I was slapped in the face recently by a quote I heard from Mel Robbins . "Nothing sucks the passion out of a hobby faster than the pressure to make money at it."
That shook me. As far as hobbies go, I have really only ever had one into which I have poured any significant amount of passion…music. I began learning saxophone at 12 years old, and I quickly became obsessed with it. So much so that any extra time I had outside of school or family obligations began to become filled with learning and growing on the instrument. Years passed, and at some point as I eventually became overwhelmed with keeping up with both a full-time job as a supervisor at Starbucks and full time student finishing my Bachelors Degree I realized…"Hey, I bet I could make some money with this thing".
Eventually, the more money I made, the more I wanted to shift my attention toward the pursuit of a music career. I even had some success at times, but never enough to allow me to quit working full-time during the day. So, I worked harder. Eventually I was earning a respectable income performing 8-10 times a month, but then I realized…I wasn't happy. I had molded myself as a musician to conform to the demands of the market. I was playing music I didn't care to play in venues that I didn't much care to play in. I was making money as a musician, but my enthusiasm declined. I had been putting much pressure on myself to make money as a musician that I didn't have the same passion for it that I once did.
The realization was so perplexing that it almost made me question who I was, what my purpose was. I thought my purpose was to be a musician, but now I wasn't sure. The good news…What I didn't realize was that my pursuit of being a professional musician actually took me down a path that eventually resulted in my discovering what my true purpose is; leadership and coaching.

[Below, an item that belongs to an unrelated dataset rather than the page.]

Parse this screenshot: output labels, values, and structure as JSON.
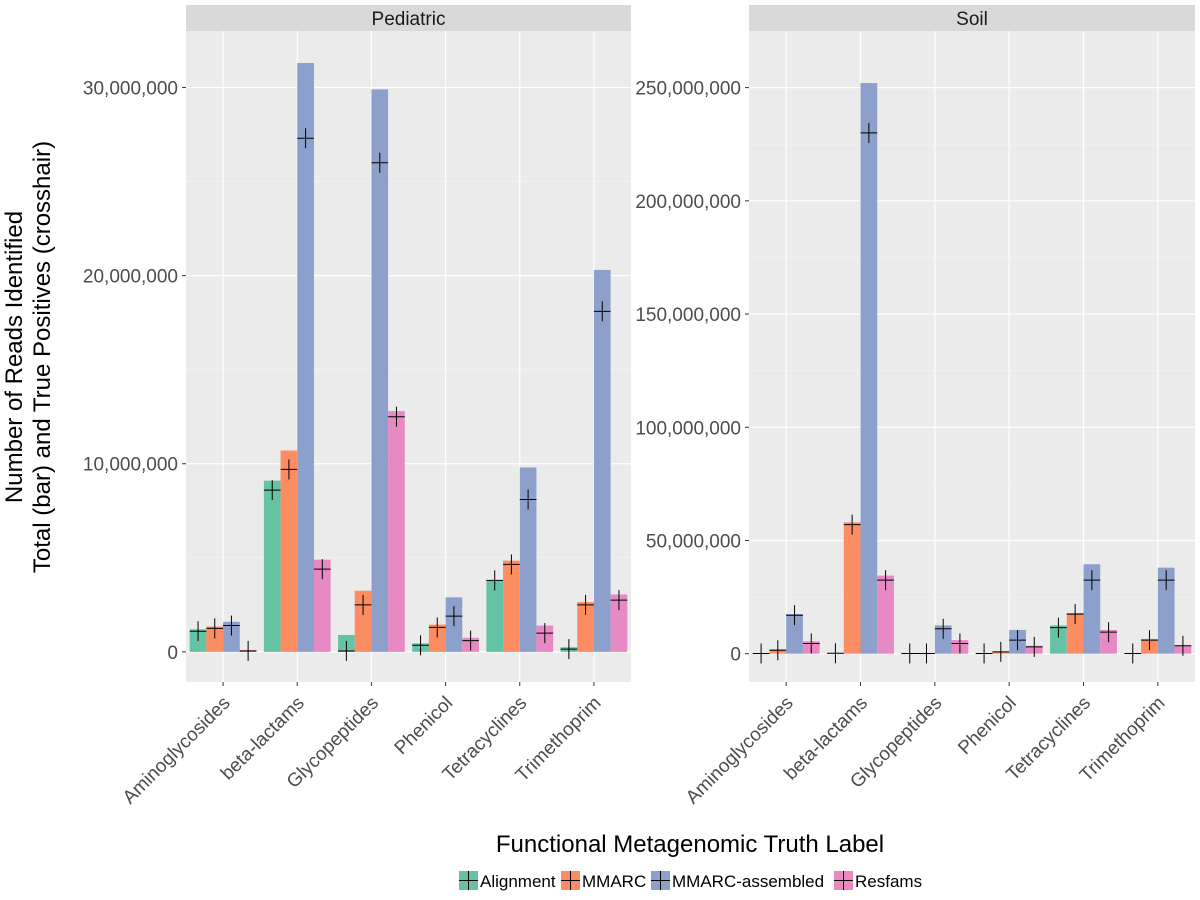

I was chasing being a musician, but through that pursuit as well as the various jobs I had along the way I was learning how to work hard, how to sell, how to market, how to be a part of and lead a teams, how to build successful businesses, relationships, and teams from the ground up. Ultimately, all of the experiences I had along the way resulted in my being successful in my current positions today. I had many jobs throughout those years, but I finally discovered what my career should be.
What's the takeaway? Have you been pursuing something so hard for so long that you find it difficult to care that much about it anymore? Maybe, just maybe…that is not your purpose. Rather, maybe it is the vehicle that was meant to teach and grow you so you would be better prepared for what your real purpose has been all along.
Don't get frustrated. Instead, step back and look at the whole picture and where the journey has taken you. You might be surprised at what you find.